Younger adults, black and black British adults, renters, lower earners and those living in the most deprived areas are also more likely to be hesitant, the Office for National Statistics (ONS) said.

It said 94% of those surveyed were positive about the vaccine, up from 78% in December when the data was first collected.

But it found that 9% of 18,112 adults in Great Britain reported vaccine hesitancy between January 13 and February 7.

Vaccine hesitancy in Great Britain
(PA Graphics)

More than four in 10 (44%) black or black British adults reported vaccine hesitancy.

This was the highest level in all ethnic groups, with the odds of hesitancy six times as high in black or black British adults compared with white adults after adjusting for other factors.

The age group with the highest level of hesitancy was 16 to 29-year-olds, with 17% reporting hesitancy, compared with 1% of those over 80.

The ONS said higher rates of hesitancy in the younger age groups could be driven by the prioritisation of older age groups in the vaccine rollout.

Parents of dependent children aged 0-4 were 37% more likely to be hesitant after controlling for other factors.

The same proportion (16%) of adults living in England’s most deprived areas were hesitant, compared with 7% in the least deprived parts of the country.

The survey also found that 4% expressed negative sentiment towards the vaccine, defined as adults who have refused the vaccine and those who say they would be very or fairly unlikely to take it when offered.

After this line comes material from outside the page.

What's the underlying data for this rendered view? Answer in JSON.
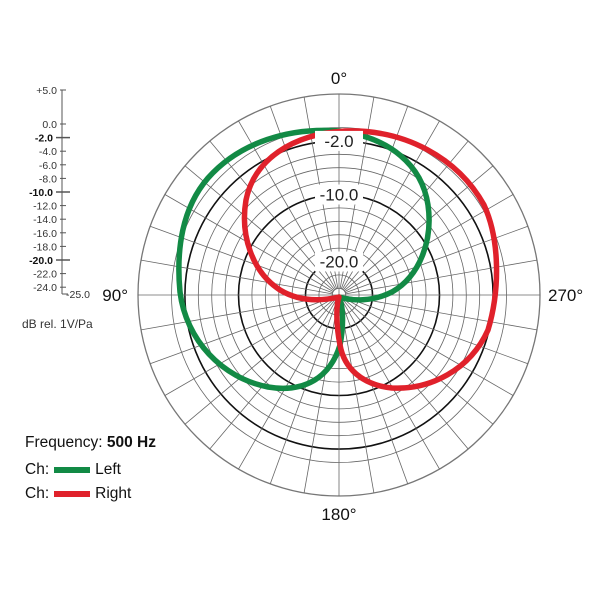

The most common reasons included being worried about side-effects, the long-term effect on health, wanting to wait to see how well the vaccine works, or not thinking it is safe.

Of those who reported negative sentiment, 11% of women said they were pregnant or trying to conceive and were worried about any effects on the baby.

Vaccine hesitancy in Great Britain, by age
(PA Graphics)

Of those aged 16-29 who reported negative sentiment, almost a quarter (23%) said this was because they “do not feel coronavirus is a personal risk”.

Tim Vizard, from the ONS’s Public Policy Analysis division, said: “Over the past three months, we’ve seen people become increasingly positive about the Covid-19 vaccines, with over nine in 10 adults saying they would have it if offered, or having already had it.

“Of those who are hesitant about receiving the vaccine, it’s younger and black adults who are most likely to say this, with concerns around side-effects, long-term effects and how well the vaccine works being the most common reasons.”

The Prime Minister’s official spokesman said: “As we have done throughout the vaccination programme, we will continue to encourage those who haven’t come forward to take a vaccine to do so.

“You are aware of the work we have done with community leaders and community groups to encourage groups to come forward to receive the vaccine and we will continue to encourage them to do so.”

The spokesman said work with “faith leaders and community leaders” was aimed at ensuring “people who are hesitant to come forward and take the vaccine can understand that it is both safe and effective and they should come forward and take it with confidence”.